Ces expositions, pour la plupart hors vente, ont été utilisées pour cultiver le prestige autour d’une œuvre, un prestige qui peut ensuite être utilisé pour justifier évaluations gonflées pour l’arbitrage réglementaire. Et pas plus tard que cette semaine, le Trésor américain a signalé les ventes de NFT comme un nouveau front dans la guerre mondiale contre le blanchiment d’argent – car des transactions anonymes peuvent permettre l’échange d’argent sale contre de l’art propre, qui pourrait ensuite être revendu, ou bientôt, coté sur un marché public. Bourse. On a du mal à imaginer un mécanisme plus parfait pour obscurcir ces transactions que le GDPR, ni un lieu plus respectable pour disposer de ces actifs nouvellement «nettoyés» sur une bourse publique.
Il est important de noter que les cadres de réglementation financière créent des voies de moindre résistance – des failles conçues dans le système, des mécanismes d’application minces et des opportunités d’arbitrage réglementaire ont tous canalisé le capital et ses produits culturels associés dans une direction ou une autre. Comme nous l’avons expliqué ailleurs, l’avènement du travail en série d’artistes pop tels que Jasper Johns et Andy Warhol a été innovation esthétique et évasion fiscale à parts égales. Les réalisations reconnues du Land Art, de l’art médiatique et de la peinture des années 1980 ont toutes été rendues possibles par correspondant à ingéniosité sur les côtés droit et gauche du bilan.
Ce qu’il adviendra de la collision d’une loi sur la protection de la vie privée nouvellement habilitée, d’une richesse non souveraine et d’une crypto-créativité nouvellement libérée ne sera peut-être connu qu’à temps. Mais à mesure que l’héritage mondial et les systèmes décentralisés pour l’art et l’argent deviennent de plus en plus interconnectés, les enjeux du succès et de l’échec continuent de devenir plus vertigineux de jour en jour.
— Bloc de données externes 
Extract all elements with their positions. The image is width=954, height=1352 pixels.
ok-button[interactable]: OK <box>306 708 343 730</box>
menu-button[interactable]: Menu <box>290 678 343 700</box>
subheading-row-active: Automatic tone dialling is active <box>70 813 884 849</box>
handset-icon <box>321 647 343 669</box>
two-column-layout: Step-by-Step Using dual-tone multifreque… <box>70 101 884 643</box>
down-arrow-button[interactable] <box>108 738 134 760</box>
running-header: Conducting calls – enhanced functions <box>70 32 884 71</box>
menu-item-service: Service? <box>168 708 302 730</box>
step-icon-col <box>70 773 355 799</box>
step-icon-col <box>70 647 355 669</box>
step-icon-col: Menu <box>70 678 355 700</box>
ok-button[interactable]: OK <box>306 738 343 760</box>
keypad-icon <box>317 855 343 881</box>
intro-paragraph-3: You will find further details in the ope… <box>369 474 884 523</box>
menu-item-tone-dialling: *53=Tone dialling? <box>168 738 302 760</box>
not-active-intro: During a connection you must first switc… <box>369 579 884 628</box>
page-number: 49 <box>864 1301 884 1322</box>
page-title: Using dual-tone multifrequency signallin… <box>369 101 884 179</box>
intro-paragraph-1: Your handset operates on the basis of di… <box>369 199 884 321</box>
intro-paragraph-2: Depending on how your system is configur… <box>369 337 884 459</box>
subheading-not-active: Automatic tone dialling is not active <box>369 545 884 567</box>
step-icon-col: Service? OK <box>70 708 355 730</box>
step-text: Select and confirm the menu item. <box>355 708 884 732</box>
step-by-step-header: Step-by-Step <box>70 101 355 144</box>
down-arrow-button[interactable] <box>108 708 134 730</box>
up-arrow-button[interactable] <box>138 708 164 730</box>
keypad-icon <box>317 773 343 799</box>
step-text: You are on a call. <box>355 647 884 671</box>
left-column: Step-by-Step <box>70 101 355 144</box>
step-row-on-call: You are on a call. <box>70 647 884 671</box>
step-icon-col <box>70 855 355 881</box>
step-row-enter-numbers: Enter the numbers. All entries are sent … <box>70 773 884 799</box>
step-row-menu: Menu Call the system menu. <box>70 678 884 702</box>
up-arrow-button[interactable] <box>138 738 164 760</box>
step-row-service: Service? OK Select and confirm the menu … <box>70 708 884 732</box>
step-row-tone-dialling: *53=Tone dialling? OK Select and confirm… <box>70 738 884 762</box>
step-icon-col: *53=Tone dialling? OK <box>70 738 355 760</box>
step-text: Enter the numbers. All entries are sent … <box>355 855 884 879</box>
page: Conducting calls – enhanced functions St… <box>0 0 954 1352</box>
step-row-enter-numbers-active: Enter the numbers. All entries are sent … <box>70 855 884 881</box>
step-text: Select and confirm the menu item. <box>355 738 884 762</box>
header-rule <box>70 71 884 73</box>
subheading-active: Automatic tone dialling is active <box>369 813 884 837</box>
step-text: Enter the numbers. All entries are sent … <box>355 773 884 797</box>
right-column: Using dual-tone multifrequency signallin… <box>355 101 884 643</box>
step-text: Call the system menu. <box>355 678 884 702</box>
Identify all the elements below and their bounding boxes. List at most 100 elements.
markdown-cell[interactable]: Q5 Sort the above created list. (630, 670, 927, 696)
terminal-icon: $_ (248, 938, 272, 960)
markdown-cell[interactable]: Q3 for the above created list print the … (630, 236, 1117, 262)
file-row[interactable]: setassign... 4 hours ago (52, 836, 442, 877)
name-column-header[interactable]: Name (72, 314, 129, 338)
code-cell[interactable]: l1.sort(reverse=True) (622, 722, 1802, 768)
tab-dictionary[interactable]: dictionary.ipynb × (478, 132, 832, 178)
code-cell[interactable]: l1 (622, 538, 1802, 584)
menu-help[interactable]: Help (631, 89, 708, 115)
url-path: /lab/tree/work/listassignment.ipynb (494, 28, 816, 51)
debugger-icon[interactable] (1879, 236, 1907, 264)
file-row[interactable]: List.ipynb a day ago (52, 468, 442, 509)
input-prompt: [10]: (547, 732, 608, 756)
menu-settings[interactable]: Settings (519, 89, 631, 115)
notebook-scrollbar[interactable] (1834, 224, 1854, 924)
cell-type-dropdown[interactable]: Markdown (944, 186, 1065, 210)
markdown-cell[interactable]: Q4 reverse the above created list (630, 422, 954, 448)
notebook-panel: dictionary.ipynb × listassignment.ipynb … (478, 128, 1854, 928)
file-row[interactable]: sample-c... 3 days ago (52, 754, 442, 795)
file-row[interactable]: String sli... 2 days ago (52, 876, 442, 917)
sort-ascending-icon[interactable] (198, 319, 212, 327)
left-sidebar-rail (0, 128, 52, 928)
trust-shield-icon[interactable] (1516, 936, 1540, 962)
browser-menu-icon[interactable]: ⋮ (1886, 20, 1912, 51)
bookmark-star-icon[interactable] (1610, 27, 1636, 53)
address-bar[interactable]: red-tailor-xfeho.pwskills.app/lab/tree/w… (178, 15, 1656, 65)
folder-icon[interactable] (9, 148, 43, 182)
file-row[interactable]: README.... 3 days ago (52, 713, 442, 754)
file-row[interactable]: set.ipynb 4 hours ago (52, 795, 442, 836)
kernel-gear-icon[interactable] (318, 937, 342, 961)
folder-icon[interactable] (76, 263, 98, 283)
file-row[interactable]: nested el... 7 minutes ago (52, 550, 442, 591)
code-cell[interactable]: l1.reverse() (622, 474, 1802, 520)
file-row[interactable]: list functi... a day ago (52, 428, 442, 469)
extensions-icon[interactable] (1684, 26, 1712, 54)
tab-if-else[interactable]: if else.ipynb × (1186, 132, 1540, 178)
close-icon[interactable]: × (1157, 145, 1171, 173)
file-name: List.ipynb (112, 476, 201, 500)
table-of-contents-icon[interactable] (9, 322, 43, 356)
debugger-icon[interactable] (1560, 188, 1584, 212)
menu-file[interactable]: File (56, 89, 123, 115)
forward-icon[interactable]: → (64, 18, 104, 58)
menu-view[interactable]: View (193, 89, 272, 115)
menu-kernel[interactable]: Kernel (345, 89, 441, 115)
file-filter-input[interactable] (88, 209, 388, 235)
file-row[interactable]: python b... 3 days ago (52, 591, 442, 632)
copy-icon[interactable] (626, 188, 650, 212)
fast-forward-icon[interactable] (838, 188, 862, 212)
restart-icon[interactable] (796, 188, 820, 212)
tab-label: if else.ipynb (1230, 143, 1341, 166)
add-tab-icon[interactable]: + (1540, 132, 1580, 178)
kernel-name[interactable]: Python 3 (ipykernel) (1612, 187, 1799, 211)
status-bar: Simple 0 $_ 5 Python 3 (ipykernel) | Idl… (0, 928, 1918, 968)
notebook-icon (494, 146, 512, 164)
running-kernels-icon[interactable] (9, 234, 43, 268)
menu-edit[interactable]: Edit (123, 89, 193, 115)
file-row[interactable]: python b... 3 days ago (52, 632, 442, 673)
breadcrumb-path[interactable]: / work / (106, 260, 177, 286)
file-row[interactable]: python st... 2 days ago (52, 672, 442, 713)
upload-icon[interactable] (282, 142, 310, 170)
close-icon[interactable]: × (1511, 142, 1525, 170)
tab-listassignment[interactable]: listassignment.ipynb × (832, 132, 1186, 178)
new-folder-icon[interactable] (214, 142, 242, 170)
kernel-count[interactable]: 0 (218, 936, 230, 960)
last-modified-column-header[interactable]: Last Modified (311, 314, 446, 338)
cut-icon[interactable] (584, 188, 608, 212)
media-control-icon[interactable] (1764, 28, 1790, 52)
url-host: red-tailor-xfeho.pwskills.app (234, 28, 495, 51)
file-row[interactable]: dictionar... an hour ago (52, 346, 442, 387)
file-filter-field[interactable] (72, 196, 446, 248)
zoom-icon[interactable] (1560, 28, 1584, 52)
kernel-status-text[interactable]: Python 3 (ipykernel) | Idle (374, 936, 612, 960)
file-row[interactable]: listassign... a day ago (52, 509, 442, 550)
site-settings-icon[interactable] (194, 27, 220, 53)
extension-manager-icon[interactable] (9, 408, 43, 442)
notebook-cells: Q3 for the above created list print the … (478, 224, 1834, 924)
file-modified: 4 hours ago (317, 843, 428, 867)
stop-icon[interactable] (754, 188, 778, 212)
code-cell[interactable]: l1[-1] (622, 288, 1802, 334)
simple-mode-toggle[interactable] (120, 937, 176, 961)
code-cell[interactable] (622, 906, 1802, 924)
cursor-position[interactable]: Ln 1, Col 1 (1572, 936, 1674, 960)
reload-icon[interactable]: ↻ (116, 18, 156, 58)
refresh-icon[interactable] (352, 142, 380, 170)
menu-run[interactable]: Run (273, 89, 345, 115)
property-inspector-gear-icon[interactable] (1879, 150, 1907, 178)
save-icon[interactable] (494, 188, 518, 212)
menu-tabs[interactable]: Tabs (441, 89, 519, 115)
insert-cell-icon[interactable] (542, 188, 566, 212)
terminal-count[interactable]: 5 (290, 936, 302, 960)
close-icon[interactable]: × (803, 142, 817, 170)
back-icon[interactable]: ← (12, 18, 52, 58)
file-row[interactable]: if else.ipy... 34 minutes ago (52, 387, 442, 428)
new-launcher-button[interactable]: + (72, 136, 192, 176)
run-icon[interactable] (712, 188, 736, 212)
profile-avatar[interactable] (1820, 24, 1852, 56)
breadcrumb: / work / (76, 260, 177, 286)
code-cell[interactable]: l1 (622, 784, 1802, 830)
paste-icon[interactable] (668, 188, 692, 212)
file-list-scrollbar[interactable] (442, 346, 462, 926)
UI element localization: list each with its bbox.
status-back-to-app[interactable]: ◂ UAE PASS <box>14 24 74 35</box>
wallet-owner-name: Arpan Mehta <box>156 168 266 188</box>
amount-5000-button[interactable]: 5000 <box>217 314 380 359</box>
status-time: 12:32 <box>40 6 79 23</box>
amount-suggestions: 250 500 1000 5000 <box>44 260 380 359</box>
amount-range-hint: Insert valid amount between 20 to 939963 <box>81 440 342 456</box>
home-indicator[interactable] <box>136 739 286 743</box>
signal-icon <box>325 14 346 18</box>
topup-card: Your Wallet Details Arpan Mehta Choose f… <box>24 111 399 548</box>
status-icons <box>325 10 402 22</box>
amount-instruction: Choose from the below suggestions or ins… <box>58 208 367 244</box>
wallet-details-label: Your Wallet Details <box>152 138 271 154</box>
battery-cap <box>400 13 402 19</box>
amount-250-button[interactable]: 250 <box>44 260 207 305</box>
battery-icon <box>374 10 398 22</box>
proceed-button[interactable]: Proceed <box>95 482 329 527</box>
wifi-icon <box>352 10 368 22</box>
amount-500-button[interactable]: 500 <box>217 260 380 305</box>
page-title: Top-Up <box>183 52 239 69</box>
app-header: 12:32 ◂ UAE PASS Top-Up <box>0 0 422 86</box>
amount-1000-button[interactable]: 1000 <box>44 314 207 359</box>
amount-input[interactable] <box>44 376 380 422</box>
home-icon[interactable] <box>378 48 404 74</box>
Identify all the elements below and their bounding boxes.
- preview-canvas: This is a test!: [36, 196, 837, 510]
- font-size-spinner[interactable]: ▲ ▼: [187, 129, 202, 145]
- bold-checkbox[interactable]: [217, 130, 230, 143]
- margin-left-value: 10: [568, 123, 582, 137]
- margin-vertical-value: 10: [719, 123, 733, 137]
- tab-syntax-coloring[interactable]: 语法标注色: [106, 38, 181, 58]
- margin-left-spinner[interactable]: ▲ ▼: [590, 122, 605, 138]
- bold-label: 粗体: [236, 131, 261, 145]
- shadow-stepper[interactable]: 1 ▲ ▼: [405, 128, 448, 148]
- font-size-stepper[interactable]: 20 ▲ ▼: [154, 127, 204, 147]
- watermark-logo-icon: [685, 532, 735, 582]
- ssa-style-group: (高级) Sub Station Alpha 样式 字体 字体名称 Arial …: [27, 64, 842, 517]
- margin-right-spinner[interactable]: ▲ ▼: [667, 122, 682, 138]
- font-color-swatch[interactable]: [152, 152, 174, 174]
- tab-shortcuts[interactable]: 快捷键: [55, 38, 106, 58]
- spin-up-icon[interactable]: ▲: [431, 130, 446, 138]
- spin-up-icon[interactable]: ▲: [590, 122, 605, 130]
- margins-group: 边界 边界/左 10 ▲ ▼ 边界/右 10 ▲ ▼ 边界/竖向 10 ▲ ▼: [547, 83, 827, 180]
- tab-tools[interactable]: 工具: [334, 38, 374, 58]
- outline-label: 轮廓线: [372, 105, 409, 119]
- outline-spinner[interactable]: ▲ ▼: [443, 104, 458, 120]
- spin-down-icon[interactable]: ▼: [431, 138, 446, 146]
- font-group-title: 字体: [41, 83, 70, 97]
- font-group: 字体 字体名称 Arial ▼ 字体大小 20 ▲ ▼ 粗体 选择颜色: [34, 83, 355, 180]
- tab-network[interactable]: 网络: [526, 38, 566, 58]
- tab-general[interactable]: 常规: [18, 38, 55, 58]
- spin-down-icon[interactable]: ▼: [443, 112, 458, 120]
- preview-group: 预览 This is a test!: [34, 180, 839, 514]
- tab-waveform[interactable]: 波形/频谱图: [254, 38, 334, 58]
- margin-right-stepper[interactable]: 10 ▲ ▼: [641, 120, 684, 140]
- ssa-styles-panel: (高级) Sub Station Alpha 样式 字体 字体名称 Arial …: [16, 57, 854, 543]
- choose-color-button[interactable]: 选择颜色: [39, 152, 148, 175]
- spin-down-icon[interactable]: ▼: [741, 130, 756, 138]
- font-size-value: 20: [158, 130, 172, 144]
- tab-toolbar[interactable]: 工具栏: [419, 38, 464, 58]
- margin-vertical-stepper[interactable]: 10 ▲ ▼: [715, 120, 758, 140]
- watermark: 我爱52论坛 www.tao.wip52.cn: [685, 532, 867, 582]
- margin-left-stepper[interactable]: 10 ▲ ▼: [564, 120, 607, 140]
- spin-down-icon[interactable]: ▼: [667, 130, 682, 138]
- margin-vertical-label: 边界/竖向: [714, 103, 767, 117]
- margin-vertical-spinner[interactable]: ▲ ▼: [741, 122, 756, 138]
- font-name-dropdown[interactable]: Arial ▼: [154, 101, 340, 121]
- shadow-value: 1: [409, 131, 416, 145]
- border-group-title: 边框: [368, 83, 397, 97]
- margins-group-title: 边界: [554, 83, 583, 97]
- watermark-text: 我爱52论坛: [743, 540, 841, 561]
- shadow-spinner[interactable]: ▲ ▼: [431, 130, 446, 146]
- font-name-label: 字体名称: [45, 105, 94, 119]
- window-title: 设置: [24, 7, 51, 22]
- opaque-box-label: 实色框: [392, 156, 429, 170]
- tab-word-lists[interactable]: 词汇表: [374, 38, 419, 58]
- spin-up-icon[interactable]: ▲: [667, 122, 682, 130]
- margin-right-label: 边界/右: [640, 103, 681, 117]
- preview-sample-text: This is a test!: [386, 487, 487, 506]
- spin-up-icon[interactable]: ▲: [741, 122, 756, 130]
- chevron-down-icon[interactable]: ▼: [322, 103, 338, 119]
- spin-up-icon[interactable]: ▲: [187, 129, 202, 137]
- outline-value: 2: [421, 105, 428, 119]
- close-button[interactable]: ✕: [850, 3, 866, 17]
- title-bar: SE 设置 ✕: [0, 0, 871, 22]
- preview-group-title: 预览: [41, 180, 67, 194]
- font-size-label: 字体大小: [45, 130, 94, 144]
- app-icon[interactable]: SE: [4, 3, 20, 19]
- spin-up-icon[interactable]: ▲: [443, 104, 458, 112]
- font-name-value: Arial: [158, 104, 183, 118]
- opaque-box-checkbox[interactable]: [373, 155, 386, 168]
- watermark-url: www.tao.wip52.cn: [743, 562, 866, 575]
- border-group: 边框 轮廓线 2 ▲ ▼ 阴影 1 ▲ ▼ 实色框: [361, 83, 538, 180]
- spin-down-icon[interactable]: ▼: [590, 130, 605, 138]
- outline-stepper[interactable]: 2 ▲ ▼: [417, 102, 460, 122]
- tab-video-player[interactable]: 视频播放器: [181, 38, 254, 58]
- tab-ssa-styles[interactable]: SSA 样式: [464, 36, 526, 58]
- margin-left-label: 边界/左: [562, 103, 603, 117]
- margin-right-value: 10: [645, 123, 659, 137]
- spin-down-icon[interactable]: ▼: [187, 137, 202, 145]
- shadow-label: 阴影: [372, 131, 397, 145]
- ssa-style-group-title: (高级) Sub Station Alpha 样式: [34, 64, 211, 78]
Cet article a été co-écrit par Michel Maizels et Adam Au.
Les points de vue, pensées et opinions exprimés ici sont ceux des seuls auteurs et ne reflètent pas ou ne représentent pas nécessairement les points de vue et opinions de Cointelegraph.
Cet article est à des fins d’information générale et n’est pas destiné à être et ne doit pas être considéré comme un avis juridique.
Michel Maizels, historien de l’art de formation, est chercheur en technologie chez Pilot44, une société de conseil en innovation boutique à San Francisco, et est également affilié au metaLAB, un groupe de réflexion et un studio de design créatif à l’Université de Harvard. Son nouveau livre sur l’innovation financière dans l’histoire de l’art moderne sortira de l’Université du Michigan en septembre.
Adam Au est un avocat et un expert international de la confidentialité des données basé à Hong Kong. Il est actuellement avocat général et secrétaire général d’une société de santé publique et contribue régulièrement au South China Morning Post sur des sujets à l’intersection de la technologie et du droit international. Il est titulaire d’un diplôme en économie de Brown, d’un diplôme en droit d’Oxford et d’un MBA du MIT Sloan.